Single by Chencho Corleone

from the album Solo
- Language: Spanish
- English title: "Time to Go"
- Released: June 29, 2023
- Recorded: 2023
- Genre: Reggaeton
- Length: 3:03
- Label: Cerco; Sony Latin;
- Songwriters: Orlando Valle; Urbani Mota Cedeño; Jorge Luis Romero; Jowell Hernández;
- Producers: Urba & Rome

Chencho Corleone singles chronology
| "Podemos Repetirlo" (2023) | "Hora de Salir" (2023) | "Podemos Repetirlo" (remix) (2023) |

Music video
- "Hora de Salir" on YouTube

= Hora de Salir =

"Hora de Salir" (English: "Time to Go") is a song by Puerto Rican singer Chencho Corleone. It was released on June 29, 2023, through Cerco and Sony Music Latin. It is the second single that Chencho Corleone performs alone, after "Un Cigarrillo". It is also the second single from his debut studio album, Solo (2024).

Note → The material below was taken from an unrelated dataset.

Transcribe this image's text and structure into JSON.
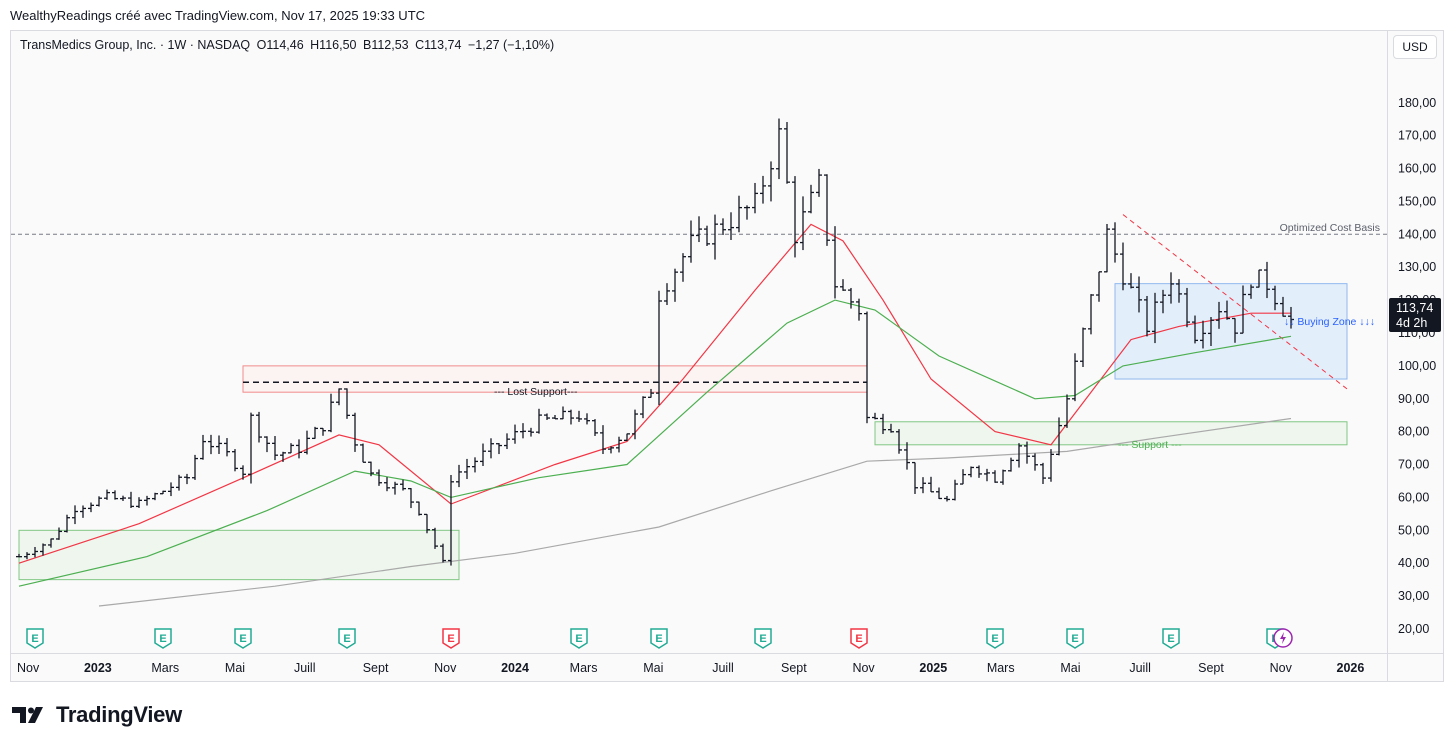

== Background and release ==
After the success of "Un Cigarrillo" just a month later, at the end of June 2023 he announced the release of his new single "Hora de Salir" for June 29.

== Music video ==
The music video was premiered on Chencho Corleone's official YouTube channel on June 29, 2023 along with the single simultaneously and shows Corleone performing the song while driving a racing car and at a nightclub. It also shows a woman getting ready to "go out".

== Certifications ==

Certifications and sales for "Desesperados"
| Region | Certification | Certified units/sales |
| United States (RIAA) | Platinum (Latin) | 60,000^{‡} |
^{‡} Sales+streaming figures based on certification alone.